As more people begin the seasonal trek to Long Island beaches, Coast Guard stations are gearing up to keep boaters safe on local waters.
On Saturday, Coast Guard Station Shinnecock hosted an open house to teach people about boater safety.
"This is the one time of year where the public gets to touch and feel the Coast Guard and see what it's all about," Coast Guard spokesman Michael Himes said.
Fred Furnell, event organizer and staff officer with the Coast Guard Auxiliary's 18th Division, said the auxiliary is the Coast Guard's uniformed, volunteer wing that strives for accident prevention through education.
The auxiliary offered free vessel inspections, checking for life jackets, buoys, whistles, horns and unexpired fire extinguishers and flares. Auxiliary staff said expired flares are the most common problem.
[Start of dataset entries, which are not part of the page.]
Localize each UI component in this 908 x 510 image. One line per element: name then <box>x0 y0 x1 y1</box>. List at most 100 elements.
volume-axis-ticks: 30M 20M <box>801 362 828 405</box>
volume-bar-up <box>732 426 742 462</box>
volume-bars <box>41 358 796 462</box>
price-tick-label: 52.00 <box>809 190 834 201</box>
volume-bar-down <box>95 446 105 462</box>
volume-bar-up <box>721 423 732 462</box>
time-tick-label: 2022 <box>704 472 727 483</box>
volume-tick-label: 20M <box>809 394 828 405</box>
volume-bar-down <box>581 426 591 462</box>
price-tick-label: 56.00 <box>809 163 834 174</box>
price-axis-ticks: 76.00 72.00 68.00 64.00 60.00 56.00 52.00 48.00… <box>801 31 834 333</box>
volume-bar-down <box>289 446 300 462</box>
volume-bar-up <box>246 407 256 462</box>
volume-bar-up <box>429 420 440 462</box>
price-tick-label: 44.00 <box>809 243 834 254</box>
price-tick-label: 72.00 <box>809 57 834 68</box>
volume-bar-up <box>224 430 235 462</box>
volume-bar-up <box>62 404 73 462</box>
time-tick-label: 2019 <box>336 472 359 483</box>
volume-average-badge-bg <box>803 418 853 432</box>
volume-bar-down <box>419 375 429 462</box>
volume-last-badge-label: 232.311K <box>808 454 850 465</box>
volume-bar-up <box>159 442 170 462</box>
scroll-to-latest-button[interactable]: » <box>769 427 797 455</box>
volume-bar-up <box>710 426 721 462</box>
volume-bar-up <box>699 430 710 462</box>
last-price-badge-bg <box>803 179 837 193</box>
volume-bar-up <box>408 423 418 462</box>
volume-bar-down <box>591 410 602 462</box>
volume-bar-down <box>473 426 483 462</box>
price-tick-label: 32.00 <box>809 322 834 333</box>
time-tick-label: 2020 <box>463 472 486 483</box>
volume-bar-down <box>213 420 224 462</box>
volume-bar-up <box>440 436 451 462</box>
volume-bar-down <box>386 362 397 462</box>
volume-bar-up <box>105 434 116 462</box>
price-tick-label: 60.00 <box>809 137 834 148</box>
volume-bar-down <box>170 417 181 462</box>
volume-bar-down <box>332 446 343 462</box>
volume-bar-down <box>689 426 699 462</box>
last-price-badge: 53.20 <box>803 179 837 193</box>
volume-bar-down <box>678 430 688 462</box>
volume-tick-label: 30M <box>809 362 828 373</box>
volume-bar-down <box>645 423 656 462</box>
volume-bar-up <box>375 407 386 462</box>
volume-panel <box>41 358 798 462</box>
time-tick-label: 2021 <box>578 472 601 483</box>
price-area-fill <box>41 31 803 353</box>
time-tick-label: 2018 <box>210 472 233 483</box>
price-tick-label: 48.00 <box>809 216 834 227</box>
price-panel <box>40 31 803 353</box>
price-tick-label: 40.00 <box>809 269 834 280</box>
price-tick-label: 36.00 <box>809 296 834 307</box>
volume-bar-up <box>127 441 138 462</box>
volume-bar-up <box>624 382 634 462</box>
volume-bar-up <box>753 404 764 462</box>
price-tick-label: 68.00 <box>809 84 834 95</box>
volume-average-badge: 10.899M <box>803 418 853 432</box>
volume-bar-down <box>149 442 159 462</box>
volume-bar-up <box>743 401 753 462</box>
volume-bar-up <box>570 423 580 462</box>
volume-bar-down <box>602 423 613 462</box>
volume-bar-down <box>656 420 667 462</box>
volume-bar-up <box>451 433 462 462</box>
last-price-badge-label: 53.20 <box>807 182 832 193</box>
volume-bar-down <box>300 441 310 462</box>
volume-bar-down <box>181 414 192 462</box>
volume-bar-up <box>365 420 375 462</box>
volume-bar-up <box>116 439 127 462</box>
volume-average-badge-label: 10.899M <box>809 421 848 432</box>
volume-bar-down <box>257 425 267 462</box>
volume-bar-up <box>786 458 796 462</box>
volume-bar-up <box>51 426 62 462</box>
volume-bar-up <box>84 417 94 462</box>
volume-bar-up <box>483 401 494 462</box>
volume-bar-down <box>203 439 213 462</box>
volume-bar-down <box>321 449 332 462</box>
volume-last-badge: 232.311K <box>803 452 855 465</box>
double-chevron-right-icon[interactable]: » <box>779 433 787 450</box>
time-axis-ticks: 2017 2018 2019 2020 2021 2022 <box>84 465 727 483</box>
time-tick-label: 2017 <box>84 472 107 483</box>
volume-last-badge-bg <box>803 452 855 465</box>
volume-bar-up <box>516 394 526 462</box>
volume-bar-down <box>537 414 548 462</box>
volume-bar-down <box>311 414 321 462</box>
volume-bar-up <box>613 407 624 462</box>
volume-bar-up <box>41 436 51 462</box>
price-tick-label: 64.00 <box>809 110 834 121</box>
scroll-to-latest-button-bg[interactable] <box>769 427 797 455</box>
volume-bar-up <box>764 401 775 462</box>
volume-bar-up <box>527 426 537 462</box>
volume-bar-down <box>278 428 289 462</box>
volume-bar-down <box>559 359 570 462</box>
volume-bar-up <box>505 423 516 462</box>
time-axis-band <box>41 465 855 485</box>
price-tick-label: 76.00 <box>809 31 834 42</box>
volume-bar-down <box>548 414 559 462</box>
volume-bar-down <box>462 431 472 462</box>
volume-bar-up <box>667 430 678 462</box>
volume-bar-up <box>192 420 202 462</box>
Though inspections are not mandatory, boaters face fines if the Coast Guard catches them on the water with substandard equipment.
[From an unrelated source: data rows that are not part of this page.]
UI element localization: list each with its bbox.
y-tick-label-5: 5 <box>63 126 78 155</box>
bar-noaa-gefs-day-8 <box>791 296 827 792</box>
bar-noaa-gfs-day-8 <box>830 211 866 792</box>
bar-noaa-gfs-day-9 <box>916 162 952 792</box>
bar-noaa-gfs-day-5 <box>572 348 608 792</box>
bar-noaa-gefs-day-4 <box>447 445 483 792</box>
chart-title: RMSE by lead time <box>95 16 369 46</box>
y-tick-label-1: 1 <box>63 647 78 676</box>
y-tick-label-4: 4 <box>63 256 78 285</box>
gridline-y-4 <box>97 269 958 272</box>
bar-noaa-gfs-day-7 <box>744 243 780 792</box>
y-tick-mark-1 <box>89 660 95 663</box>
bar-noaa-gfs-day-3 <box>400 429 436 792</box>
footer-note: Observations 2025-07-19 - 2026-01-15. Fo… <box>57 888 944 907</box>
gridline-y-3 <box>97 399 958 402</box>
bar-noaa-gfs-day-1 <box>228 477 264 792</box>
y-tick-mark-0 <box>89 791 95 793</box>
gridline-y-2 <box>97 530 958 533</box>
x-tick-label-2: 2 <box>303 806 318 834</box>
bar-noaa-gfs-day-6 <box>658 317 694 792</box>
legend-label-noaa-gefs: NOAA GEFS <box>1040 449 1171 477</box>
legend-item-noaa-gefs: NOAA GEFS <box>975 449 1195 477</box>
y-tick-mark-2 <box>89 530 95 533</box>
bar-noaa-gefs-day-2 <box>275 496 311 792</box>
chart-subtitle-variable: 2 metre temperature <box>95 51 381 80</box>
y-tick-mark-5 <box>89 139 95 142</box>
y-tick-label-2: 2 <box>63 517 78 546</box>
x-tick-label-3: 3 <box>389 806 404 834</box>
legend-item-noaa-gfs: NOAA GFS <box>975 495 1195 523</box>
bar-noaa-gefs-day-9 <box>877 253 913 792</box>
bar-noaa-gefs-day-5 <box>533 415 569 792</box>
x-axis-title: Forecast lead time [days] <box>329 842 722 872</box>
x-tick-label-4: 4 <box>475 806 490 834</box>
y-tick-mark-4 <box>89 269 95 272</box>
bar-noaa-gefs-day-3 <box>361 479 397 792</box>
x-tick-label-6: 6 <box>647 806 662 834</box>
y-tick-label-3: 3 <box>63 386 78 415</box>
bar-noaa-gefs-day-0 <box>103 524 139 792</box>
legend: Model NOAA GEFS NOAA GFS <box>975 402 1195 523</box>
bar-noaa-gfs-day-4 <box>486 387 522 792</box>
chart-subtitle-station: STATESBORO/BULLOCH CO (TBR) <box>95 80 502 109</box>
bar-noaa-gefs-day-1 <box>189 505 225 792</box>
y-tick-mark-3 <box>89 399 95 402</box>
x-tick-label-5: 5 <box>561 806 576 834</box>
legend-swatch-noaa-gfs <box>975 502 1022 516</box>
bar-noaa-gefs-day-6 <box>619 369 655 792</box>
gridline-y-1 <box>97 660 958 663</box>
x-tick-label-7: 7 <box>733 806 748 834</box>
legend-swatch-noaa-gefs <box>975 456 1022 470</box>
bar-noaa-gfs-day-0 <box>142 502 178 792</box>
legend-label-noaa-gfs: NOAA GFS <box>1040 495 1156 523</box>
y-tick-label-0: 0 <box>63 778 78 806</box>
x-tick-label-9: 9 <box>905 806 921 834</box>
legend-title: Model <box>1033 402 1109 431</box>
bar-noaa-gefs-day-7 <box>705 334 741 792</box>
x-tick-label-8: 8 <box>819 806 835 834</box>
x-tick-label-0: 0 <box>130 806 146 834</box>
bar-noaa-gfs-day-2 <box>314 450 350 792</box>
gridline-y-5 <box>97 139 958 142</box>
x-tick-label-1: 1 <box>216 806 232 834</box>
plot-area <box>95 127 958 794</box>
Visitors also toured the guard's vessels, including a 25-foot fast response boat, two 47-foot motor lifeboats, which are airtight and can roll 360 degrees if tipped, and a 49-foot buoy tender vessel, used for lighthouse, beacon and buoy maintenance.
Yesterday, children were invited to sit in the captains' seats and blow the ships' horns.
Heather MacGill of Moriches brought her sons, Colin, 10, and Ryan, 13, who both have their boat safety certificates.
"Living near the water, they need to be comfortable with how boats work -- and how search and rescue works," she said. "And they have to have an appreciation for the people who keep them safe on the water."
"It's great to see our tax dollars at work," said Joe Brady of Peekskill, New York. He said he was especially impressed with the volunteer auxiliary staff.
"How lucky are we to live in a country where we have volunteers who learn to use this equipment to save our lives -- whether we deserve it or not?" he said.
The event also featured a dog demonstration by the Suffolk County Sheriff's K-9 unit, and a chance to watch a local marine research group release a rehabilitated seal back into the ocean.